The committee explained that Canada can capitalize on existing industry capacity, align academic expertise, and lead in the following three pillars:

  • Low-carbon manufacturing: Expanding engineering biology applications in low-carbon industrial biotechnology will rejuvenate industries and protect jobs, “green” the economy by reducing GHG emissions and waste, move towards carbon neutrality, all while growing Canadian global competitiveness in this important export sector.
  • Food security: Expanding Canada’s status as agricultural innovators and one of the leading exporters of sustainable agricultural and agri-food products and strengthening its leadership in plant-based and alternative proteins through engineering biology technology.
  • Advanced Engineering Health Technologies: Expanding Canada’s expertise in developing and manufacturing advanced diagnostics, vaccines, and biologics will help revitalize Canada’s life sciences industry and make healthcare more effective while fighting the current pandemic, fueling economic recovery, and preparing for future disease outbreaks.

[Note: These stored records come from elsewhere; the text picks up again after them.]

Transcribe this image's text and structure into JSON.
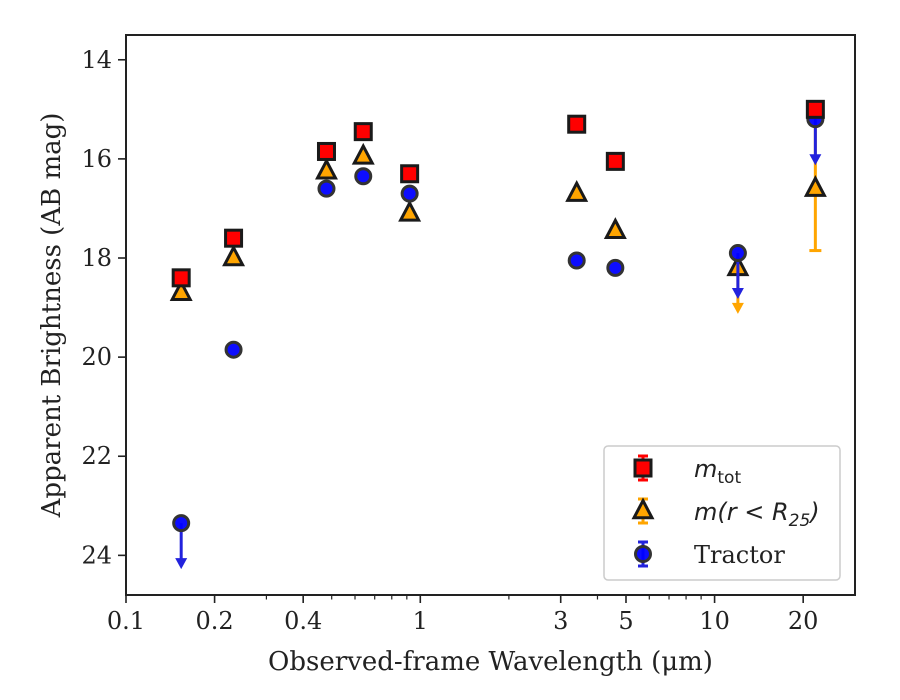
{
  "chart_data": {
    "type": "scatter",
    "xlabel": "Observed-frame Wavelength (μm)",
    "ylabel": "Apparent Brightness (AB mag)",
    "x_scale": "log",
    "xlim": [
      0.1,
      30
    ],
    "ylim": [
      24.8,
      13.5
    ],
    "y_inverted": true,
    "x_ticks": [
      0.1,
      0.2,
      0.4,
      1,
      3,
      5,
      10,
      20
    ],
    "x_tick_labels": [
      "0.1",
      "0.2",
      "0.4",
      "1",
      "3",
      "5",
      "10",
      "20"
    ],
    "y_ticks": [
      14,
      16,
      18,
      20,
      22,
      24
    ],
    "y_tick_labels": [
      "14",
      "16",
      "18",
      "20",
      "22",
      "24"
    ],
    "grid": false,
    "legend_position": "bottom-right",
    "series": [
      {
        "key": "mtot",
        "name": "m_tot",
        "marker": "square",
        "face_color": "#ff0000",
        "edge_color": "#1a1a1a",
        "error_color": "#ff0000",
        "points": [
          {
            "x": 0.154,
            "y": 18.4
          },
          {
            "x": 0.232,
            "y": 17.6
          },
          {
            "x": 0.48,
            "y": 15.85
          },
          {
            "x": 0.64,
            "y": 15.45
          },
          {
            "x": 0.92,
            "y": 16.3
          },
          {
            "x": 3.4,
            "y": 15.3
          },
          {
            "x": 4.6,
            "y": 16.05
          },
          {
            "x": 22.0,
            "y": 15.0
          }
        ]
      },
      {
        "key": "mr25",
        "name": "m(r < R25)",
        "marker": "triangle",
        "face_color": "#ffa500",
        "edge_color": "#1a1a1a",
        "error_color": "#ffa500",
        "points": [
          {
            "x": 0.154,
            "y": 18.7
          },
          {
            "x": 0.232,
            "y": 18.0
          },
          {
            "x": 0.48,
            "y": 16.25
          },
          {
            "x": 0.64,
            "y": 15.95
          },
          {
            "x": 0.92,
            "y": 17.1
          },
          {
            "x": 3.4,
            "y": 16.7
          },
          {
            "x": 4.6,
            "y": 17.45
          },
          {
            "x": 12.0,
            "y": 18.2,
            "upper_limit": true
          },
          {
            "x": 22.0,
            "y": 16.6,
            "yerr": [
              1.25,
              1.25
            ]
          }
        ]
      },
      {
        "key": "tractor",
        "name": "Tractor",
        "marker": "circle",
        "face_color": "#0000ff",
        "edge_color": "#333333",
        "error_color": "#2222dd",
        "points": [
          {
            "x": 0.154,
            "y": 23.35,
            "upper_limit": true
          },
          {
            "x": 0.232,
            "y": 19.85
          },
          {
            "x": 0.48,
            "y": 16.6
          },
          {
            "x": 0.64,
            "y": 16.35
          },
          {
            "x": 0.92,
            "y": 16.7
          },
          {
            "x": 3.4,
            "y": 18.05
          },
          {
            "x": 4.6,
            "y": 18.2
          },
          {
            "x": 12.0,
            "y": 17.9,
            "upper_limit": true
          },
          {
            "x": 22.0,
            "y": 15.2,
            "upper_limit": true
          }
        ]
      }
    ],
    "legend": [
      {
        "key": "mtot",
        "base": "m",
        "sub": "tot",
        "plain": ""
      },
      {
        "key": "mr25",
        "base": "m(r < R",
        "sub": "25",
        "after": ")",
        "plain": ""
      },
      {
        "key": "tractor",
        "base": "",
        "sub": "",
        "plain": "Tractor"
      }
    ]
  }
}
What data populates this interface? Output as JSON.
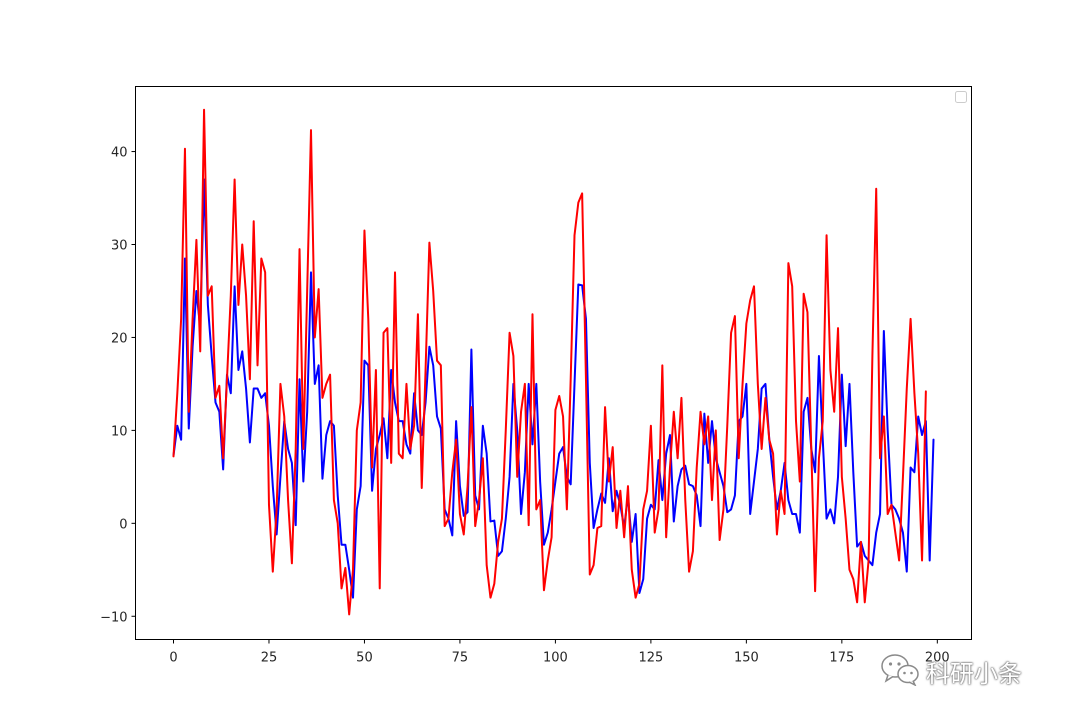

The committee believes that U of T will play a significant role in building Canada’s engineering biology community by facilitating the discovery-to-commercialization pipeline across sectors, incubating innovative start-ups, and recruiting future leaders to push the field forward.

One future leader is Quinn Matthews, a Master of Science candidate working in Pardee’s lab on engineering biology projects to improve health care accessibility and refine personalized cellular therapies.

“Synthetic biologists believe nature has provided us with a treasure trove of evolutionarily-sculpted, highly-efficient natural systems that we can tweak to build useful tools – almost like a giant biological Lego kit,” said Matthews.

Matthews recognizes that he’s working on fertile ground at U of T, rich with cross-disciplinary collaborations.

“At U of T, it’s not uncommon to see a mechanical engineer, a biologist, and a chemist all standing around a laboratory bench working through a complex real-life research problem. I know this because I am that biologist! This collaborative ‘esprit de corps’ of U of T researchers along with state-of-the-art infrastructure make U of T researchers and graduates skilled synthetic biologists,” said Matthews.

According to Pardee, by nurturing the seeds of engineering biology — including bright young researchers like Matthews — Canada will be better positioned to drive sustainable bio-based pandemic and economic recovery.

“Ultimately, engineering biology will support sustainability across sectors by reducing reliance on fossil fuels, improving animal welfare and resource management, and increasing food security,” said Pardee.